Dia juga ingin memastikan mekanisme yang ada hingga Iptu Umbaran bisa diangkat atau promosi menjadi Kapolsek Kradenan. Pihak Mabes Polri akan menanyakan kepada pejabat fungsi terkait, dan siapa pembinanya.
Sebelumnya, Dewan Pers juga menyayangkan pihak kepolisian yang membiarkan anggotanya rangkap jabatan sebagai wartawan atau jurnalis. Pihak TVRI Jawa Tengah sendiri mengaku tidak tahu kalau Umbaran Wibowo adalah polisi.
Kabid Humas Polda Jawa Tengah AKBP Iqbal Alqudusy membenarkan Iptu Umbaran anggota Polri yang pernah bekerja sebagai kontributor di TVRi Jawa Tengah wilayah Pati. Namun, Iptu Umbaran bukan pegawai tetap TVRI. “Dia pernah ditugaskan sebagai intelijen di wilayah Blora,” kata Iqbal.

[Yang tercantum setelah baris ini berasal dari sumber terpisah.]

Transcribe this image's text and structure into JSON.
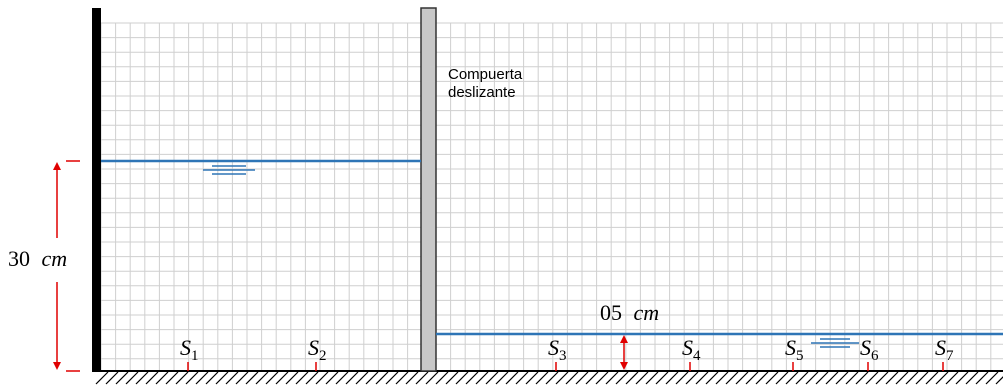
{
  "gate": {
    "label_line1": "Compuerta",
    "label_line2": "deslizante"
  },
  "dimensions": {
    "left_depth": {
      "value": "30",
      "unit": "cm"
    },
    "right_depth": {
      "value": "05",
      "unit": "cm"
    }
  },
  "sections": [
    {
      "letter": "S",
      "sub": "1"
    },
    {
      "letter": "S",
      "sub": "2"
    },
    {
      "letter": "S",
      "sub": "3"
    },
    {
      "letter": "S",
      "sub": "4"
    },
    {
      "letter": "S",
      "sub": "5"
    },
    {
      "letter": "S",
      "sub": "6"
    },
    {
      "letter": "S",
      "sub": "7"
    }
  ],
  "colors": {
    "water": "#2e75b6",
    "dimension": "#e00000",
    "grid": "#cfcfcf",
    "gate": "#c8c8c8",
    "wall": "#000000"
  }
}
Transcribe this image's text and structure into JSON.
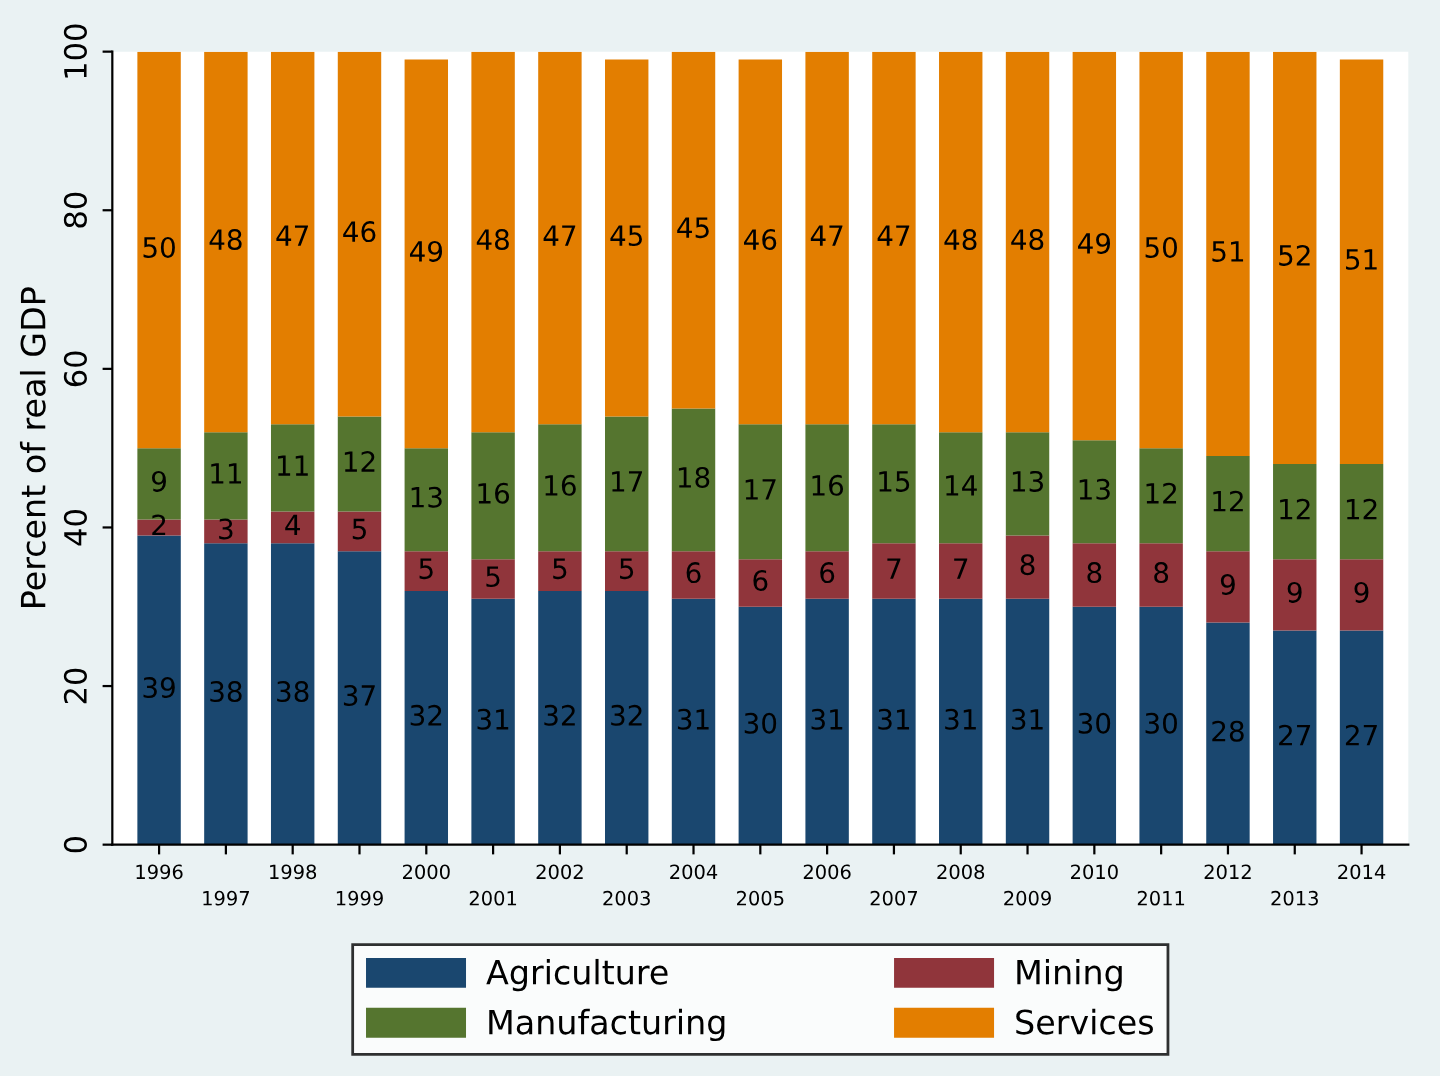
{
  "chart_data": {
    "type": "bar",
    "stacked": true,
    "ylabel": "Percent of real GDP",
    "categories": [
      "1996",
      "1997",
      "1998",
      "1999",
      "2000",
      "2001",
      "2002",
      "2003",
      "2004",
      "2005",
      "2006",
      "2007",
      "2008",
      "2009",
      "2010",
      "2011",
      "2012",
      "2013",
      "2014"
    ],
    "series": [
      {
        "name": "Agriculture",
        "color": "#1a476f",
        "values": [
          39,
          38,
          38,
          37,
          32,
          31,
          32,
          32,
          31,
          30,
          31,
          31,
          31,
          31,
          30,
          30,
          28,
          27,
          27
        ]
      },
      {
        "name": "Mining",
        "color": "#90353b",
        "values": [
          2,
          3,
          4,
          5,
          5,
          5,
          5,
          5,
          6,
          6,
          6,
          7,
          7,
          8,
          8,
          8,
          9,
          9,
          9
        ]
      },
      {
        "name": "Manufacturing",
        "color": "#55752f",
        "values": [
          9,
          11,
          11,
          12,
          13,
          16,
          16,
          17,
          18,
          17,
          16,
          15,
          14,
          13,
          13,
          12,
          12,
          12,
          12
        ]
      },
      {
        "name": "Services",
        "color": "#e37e00",
        "values": [
          50,
          48,
          47,
          46,
          49,
          48,
          47,
          45,
          45,
          46,
          47,
          47,
          48,
          48,
          49,
          50,
          51,
          52,
          51
        ]
      }
    ],
    "ylim": [
      0,
      100
    ],
    "yticks": [
      0,
      20,
      40,
      60,
      80,
      100
    ],
    "grid": false,
    "legend": "bottom",
    "data_labels": true
  }
}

Menurut dia, pada bulan Januari 2021 penugasan Iptu Umbaran sebagai intel tersebut selesai, kemudian menjadi organik Polres Blora sebagai Kanit Intel Polres Blora, selanjutnya sebagai Wakapolsek Blora.
Pada tanggal 12 Desember 2022, Iptu Umbaran dilantik menjadi Kapolsek Kradenan. Iqbal juga menegaskan bahwa isu pencopotan Iptu Umbaran dari jabatannya selaku Kapolsek Kradeban tidak benar.

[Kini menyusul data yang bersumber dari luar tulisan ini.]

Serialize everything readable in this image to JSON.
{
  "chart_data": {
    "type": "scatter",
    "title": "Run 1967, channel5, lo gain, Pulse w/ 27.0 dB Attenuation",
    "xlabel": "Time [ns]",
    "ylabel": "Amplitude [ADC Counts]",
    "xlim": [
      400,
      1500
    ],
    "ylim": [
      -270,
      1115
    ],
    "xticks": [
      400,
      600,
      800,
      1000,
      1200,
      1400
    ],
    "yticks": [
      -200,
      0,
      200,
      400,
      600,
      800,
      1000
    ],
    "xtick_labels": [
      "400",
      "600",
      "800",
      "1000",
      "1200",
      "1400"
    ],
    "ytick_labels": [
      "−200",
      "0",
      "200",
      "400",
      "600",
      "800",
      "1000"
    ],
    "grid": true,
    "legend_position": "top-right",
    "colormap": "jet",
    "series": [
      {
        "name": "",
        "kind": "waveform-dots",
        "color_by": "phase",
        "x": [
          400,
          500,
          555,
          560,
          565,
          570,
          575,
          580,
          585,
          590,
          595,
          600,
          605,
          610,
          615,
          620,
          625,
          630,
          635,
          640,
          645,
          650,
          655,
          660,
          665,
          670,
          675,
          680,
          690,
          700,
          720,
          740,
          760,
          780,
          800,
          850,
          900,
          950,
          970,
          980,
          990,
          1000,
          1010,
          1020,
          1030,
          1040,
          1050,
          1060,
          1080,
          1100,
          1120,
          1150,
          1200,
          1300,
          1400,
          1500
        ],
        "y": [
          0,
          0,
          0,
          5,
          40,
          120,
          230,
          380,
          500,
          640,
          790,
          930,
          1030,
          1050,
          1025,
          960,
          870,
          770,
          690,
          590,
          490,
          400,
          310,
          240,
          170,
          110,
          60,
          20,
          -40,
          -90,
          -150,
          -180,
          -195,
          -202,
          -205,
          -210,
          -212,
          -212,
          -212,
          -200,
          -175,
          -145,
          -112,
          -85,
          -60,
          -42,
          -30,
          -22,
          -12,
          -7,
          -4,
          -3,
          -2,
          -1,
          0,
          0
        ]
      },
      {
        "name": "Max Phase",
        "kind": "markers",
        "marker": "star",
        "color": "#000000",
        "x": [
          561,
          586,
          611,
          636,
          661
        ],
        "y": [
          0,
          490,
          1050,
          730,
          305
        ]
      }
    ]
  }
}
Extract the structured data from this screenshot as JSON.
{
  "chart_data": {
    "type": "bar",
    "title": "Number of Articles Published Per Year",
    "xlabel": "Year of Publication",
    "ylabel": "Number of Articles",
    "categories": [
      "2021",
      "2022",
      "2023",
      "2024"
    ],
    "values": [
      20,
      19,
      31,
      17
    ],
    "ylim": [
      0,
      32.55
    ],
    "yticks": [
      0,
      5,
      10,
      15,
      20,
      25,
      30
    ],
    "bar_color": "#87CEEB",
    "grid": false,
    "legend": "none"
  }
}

“Saat ini dia masih melaksanakan tugas pada jabatan barunya Kapolsek Kradenan,” kata Iqbal.
Polemik dari kejadian Umbaran memberikan kita sebagai contoh lain. Bagaimana publik percaya pers apabila pers diciderai oleh perbuatan seperti itu.
Kasus Umbaran semoga bisa dijadikan cermin bagi para pelaku lainnya yang memanfaatkan akal bulus ini.
Di daerah lain banyak sekali oknum PNS bahkan honorer yang nyambi jadi Wartawan demi kepentingan pribadi atau suatu golongan tertentu saja.
Praktik mereka berbagai macam. Beberapa dari mereka nyambi jadi Kontributor, Editor, bahkan mempunyai perusahaan media. Dengan maksud menggelapkan APBD untuk dibelanjakan seperti kerjasama Iklan. Atau ada yang bekerjasama dengan pejabat atasannya untuk mengalirkan anggaran negara, yang nantinya diberikan ke media-media atau organisasi profesi yang bisa bekerjasama dengannya. Keuntungan dirinya didapat dari cashback biaya kerjasama tersebut.
Atas kejadian ini juga, pemerintah bisa lebih mengambil langkah tegas, untuk menentukan sikap dari mulai teguran, hingga sanksi bagi para pelaku yang berbuat nakal dan menciderai nama baik pers.